I needed a change in my life and it was either CoRev’s online course on soybeans or Joel Osteen, and I was already fatigued with Osteen’s whispery sound by the 3rd day.
This guy AS has a very high midi-chlorians count if you ask me:
Kinda reminds me of this chick.
Just one note about the data. If you are going to use the Energy Information Administration stuff, you want to be very careful about which series you use, and citing it. All these little meticulous definitions matter. Let me give you one current example. It is from
which has the data for April 2019. You look at the electricity prices by state in
Table 5.6.A. Average Price of Electricity to Ultimate Customers by End-Use Sector,by State, April 2019 and 2018 (Cents per Kilowatthour)
You can say electricity prices in Maryland, between April 2018 and April 2019, went up from 13.37 cents per Kwh to 14.25 cents per Kwh, a 6.58% increase, if you want to worry about inflation, or you can say they went up from 11.54 cents per Kwh to 11.60 cents, a 0.52% increase, if you are confident inflation is not a problem.
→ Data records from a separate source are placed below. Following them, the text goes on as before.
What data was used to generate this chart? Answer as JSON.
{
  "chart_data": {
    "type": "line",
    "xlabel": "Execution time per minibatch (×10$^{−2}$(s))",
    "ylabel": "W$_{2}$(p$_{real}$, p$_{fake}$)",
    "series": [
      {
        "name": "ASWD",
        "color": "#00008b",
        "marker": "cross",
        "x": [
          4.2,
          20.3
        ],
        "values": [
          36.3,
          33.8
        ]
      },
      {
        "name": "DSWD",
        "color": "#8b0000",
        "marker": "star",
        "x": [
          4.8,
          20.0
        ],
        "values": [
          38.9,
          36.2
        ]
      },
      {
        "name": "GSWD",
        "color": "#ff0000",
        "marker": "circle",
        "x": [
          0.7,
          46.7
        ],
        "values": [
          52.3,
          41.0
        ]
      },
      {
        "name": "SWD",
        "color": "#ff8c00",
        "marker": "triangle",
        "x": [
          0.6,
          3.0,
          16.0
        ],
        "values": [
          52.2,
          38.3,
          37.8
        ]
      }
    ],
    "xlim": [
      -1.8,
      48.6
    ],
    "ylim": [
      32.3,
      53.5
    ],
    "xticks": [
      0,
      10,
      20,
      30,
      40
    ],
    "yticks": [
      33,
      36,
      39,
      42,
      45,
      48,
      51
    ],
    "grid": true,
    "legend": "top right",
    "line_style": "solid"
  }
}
It takes careful digging to realize that the first is referring to residential prices exclusively, while the second has all prices, weighted by quantities used. The second includes industrial prices, which fell, from 8.35 cents per Kwh in April 2018 to 7.66 cents per Kwh in April 2019. These sorts of irritating details can be overlooked, shall we say, by people who are confident they are right and don’t need to worry.
Julian Silk: Yes, that is a good point. The bottom line: always read the footnotes, when it comes to data.
Another note about your data – do you think the “Big Mac” index is a good way to compare purchasing power parity exchange rates? I believe the index is created using prices after all relevant local taxes. But the index makes no allowance for value added taxes, which usually are adjusted at the border using the destination principle. Value added taxes are not uniform among countries. Although most U.S. states have sales taxes that are effectively rebated at the border, their average level is far below the value added taxes in most of Europe. For example, an average VAT of 25% and sales taxes of 6% among the U.S. states would cause the index to overstate substantially the purchasing power parity value of the dollar vis-a-vis the euro.
don: As I recall the literature on burgernomics, most of the cost was in labor. Hence, I don’t think the bias is as great as you assert. Probably dwarfed by the exchange rate volatility.